Ireland’s position as a leading domicile for UCITS products was highlighted throughout the seminar. Ireland is the foremost funds centre for the administration of alternative investment funds, with 40% of global hedge funds serviced there. Moreover, 80% of Irish domiciled assets are contained within UCITS structures.

The seminar – held in Mayfair on March 3rd – featured speeches by Gary Palmer, Chief Executive of IFIA and Grellan O’Kelly of the Irish Financial Regulator. The event also hosted a panel discussion of prominent alternative investment managers sharing their experiences of setting up UCITS funds in Ireland. The panel, chaired by Michael Jackson of Matheson Ormsby Prentice and Chair of the IFIA, featured Bridget Guerin, Managing Director of Money Matrix Management Ltd, Paul Mack, Partner and COO of Iveagh Ltd and Tim Peary, Partner and COO/CFO of Odey Asset Management LLP.

Mr O’Kelly presented an overview of the regulatory environment and process for establishing UCITS products and outlined the types of strategies that can be used within UCITS, as well as the benefits UCTIS products can bring managers from a regulatory standpoint.

The panel of hedge fund managers discussed their motivations for establishing UCTIS funds. Among these, investor demand for increased regulatory oversight, transparency and liquidity were major factors. In volatile market conditions, many investors favoured weekly redemption rights over more restricted redemption provisions typically found in alternative products. In addition, investors were very receptive to the high level of investor protection afforded by UCITS, as well as the requirement for independent custody and administration and the robust regulatory approval process. In the current environment of uncertainty over the regulation of hedge funds, the regulatory certainty afforded by UCITS was a major advantage, according to the panel. From a manager perspective, the ability to distribute UCITS throughout the EU and beyond was a major motivation. The panel also stated that a wider audience of investors is now becoming interested in UCITS, including institutional investors.

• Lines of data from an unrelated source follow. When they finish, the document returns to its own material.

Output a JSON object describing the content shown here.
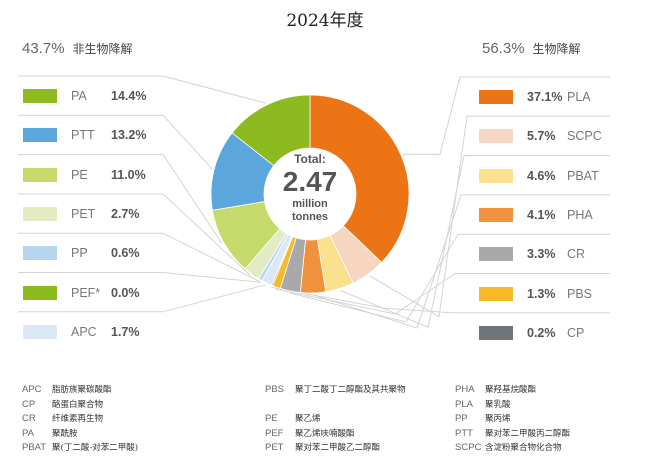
{
  "title": "2024年度",
  "non_bio": {
    "pct": "43.7%",
    "label": "非生物降解"
  },
  "bio": {
    "pct": "56.3%",
    "label": "生物降解"
  },
  "center": {
    "line1": "Total:",
    "line2": "2.47",
    "line3": "million",
    "line4": "tonnes"
  },
  "chart_data": {
    "type": "pie",
    "donut": true,
    "title": "2024年度",
    "total": "2.47 million tonnes",
    "slices_clockwise_from_top": [
      {
        "name": "PLA",
        "value": 37.1,
        "label": "37.1%",
        "color": "#ec7415",
        "group": "bio"
      },
      {
        "name": "SCPC",
        "value": 5.7,
        "label": "5.7%",
        "color": "#f6d6c0",
        "group": "bio"
      },
      {
        "name": "PBAT",
        "value": 4.6,
        "label": "4.6%",
        "color": "#fbe08e",
        "group": "bio"
      },
      {
        "name": "PHA",
        "value": 4.1,
        "label": "4.1%",
        "color": "#f0913e",
        "group": "bio"
      },
      {
        "name": "CR",
        "value": 3.3,
        "label": "3.3%",
        "color": "#a9a9a9",
        "group": "bio"
      },
      {
        "name": "PBS",
        "value": 1.3,
        "label": "1.3%",
        "color": "#f7b927",
        "group": "bio"
      },
      {
        "name": "CP",
        "value": 0.2,
        "label": "0.2%",
        "color": "#6f7478",
        "group": "bio"
      },
      {
        "name": "APC",
        "value": 1.7,
        "label": "1.7%",
        "color": "#dbe8f5",
        "group": "non_bio"
      },
      {
        "name": "PEF*",
        "value": 0.0,
        "label": "0.0%",
        "color": "#8dba1f",
        "group": "non_bio"
      },
      {
        "name": "PP",
        "value": 0.6,
        "label": "0.6%",
        "color": "#b7d5ee",
        "group": "non_bio"
      },
      {
        "name": "PET",
        "value": 2.7,
        "label": "2.7%",
        "color": "#e2ebc2",
        "group": "non_bio"
      },
      {
        "name": "PE",
        "value": 11.0,
        "label": "11.0%",
        "color": "#c6da6c",
        "group": "non_bio"
      },
      {
        "name": "PTT",
        "value": 13.2,
        "label": "13.2%",
        "color": "#5aa6dd",
        "group": "non_bio"
      },
      {
        "name": "PA",
        "value": 14.4,
        "label": "14.4%",
        "color": "#8dba1f",
        "group": "non_bio"
      }
    ],
    "legend_left": [
      "PA",
      "PTT",
      "PE",
      "PET",
      "PP",
      "PEF*",
      "APC"
    ],
    "legend_right": [
      "PLA",
      "SCPC",
      "PBAT",
      "PHA",
      "CR",
      "PBS",
      "CP"
    ]
  },
  "glossary": [
    [
      {
        "abbr": "APC",
        "name": "脂肪族聚碳酸酯"
      },
      {
        "abbr": "CP",
        "name": "酪蛋白聚合物"
      },
      {
        "abbr": "CR",
        "name": "纤维素再生物"
      },
      {
        "abbr": "PA",
        "name": "聚酰胺"
      },
      {
        "abbr": "PBAT",
        "name": "聚(丁二酸-对苯二甲酸)"
      }
    ],
    [
      {
        "abbr": "PBS",
        "name": "聚丁二酸丁二醇酯及其共聚物"
      },
      {
        "abbr": "",
        "name": ""
      },
      {
        "abbr": "PE",
        "name": "聚乙烯"
      },
      {
        "abbr": "PEF",
        "name": "聚乙烯呋喃酸酯"
      },
      {
        "abbr": "PET",
        "name": "聚对苯二甲酸乙二醇酯"
      }
    ],
    [
      {
        "abbr": "PHA",
        "name": "聚羟基烷酸酯"
      },
      {
        "abbr": "PLA",
        "name": "聚乳酸"
      },
      {
        "abbr": "PP",
        "name": "聚丙烯"
      },
      {
        "abbr": "PTT",
        "name": "聚对苯二甲酸丙二醇酯"
      },
      {
        "abbr": "SCPC",
        "name": "含淀粉聚合物化合物"
      }
    ]
  ]
}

Discussing their motivations for establishing UCITS funds in Ireland, panellists highlighted the robust but pragmatic and efficient regulatory approval process as well as the approachability and responsiveness of the Financial Regulator and the quality of the Irish law firms and service providers.

Recent figures from EFAMA show that in 2009 total assets in UCITS rose by 16.7 percent, or €757 billion, to reach a total of €5,299 billion. It is expected that inflows in 2010 will dramatically exceed that figure.

Gary Palmer commented: “While UCITS were traditionally limited to ‘long only’ type strategies, changes under UCITS III enabled the use of many common alternative investment strategies within a robust regulatory framework and investment managers are increasingly availing of these opportunities. UCITS III is a very good example of how the UCITS framework enables product innovation while insisting that strict regulatory standards are followed. The evolution of UCITS has continued with UCITS IV, which will increase efficiencies in the European asset management industry and further enhance the market for cross-border funds. The excellent attendance at this event shows the interest investment managers have in UCITS.

We heard from our panellists that their establishment of UCITS funds was driven by investor demand, the need for regulatory certainty and distribution possibilities and it is clear that UCITS are increasingly becoming must-have offerings for many hedge fund managers. Inflow figures for 2010 thus far strongly suggest that this year will be another record year for UCTIS.

Bridget, Tim and Paul’s testimonies vindicate our belief that Ireland is the best location for establishing UCITS, particularly those using alternative investment strategies, and I think it has been good for managers to hear directly from industry practitioners how smooth the process of setting up a UCITS fund in Ireland can be. Establishing a UCITS fund in Ireland can take as little as six weeks, which is a far shorter process than other jurisdictions can offer.”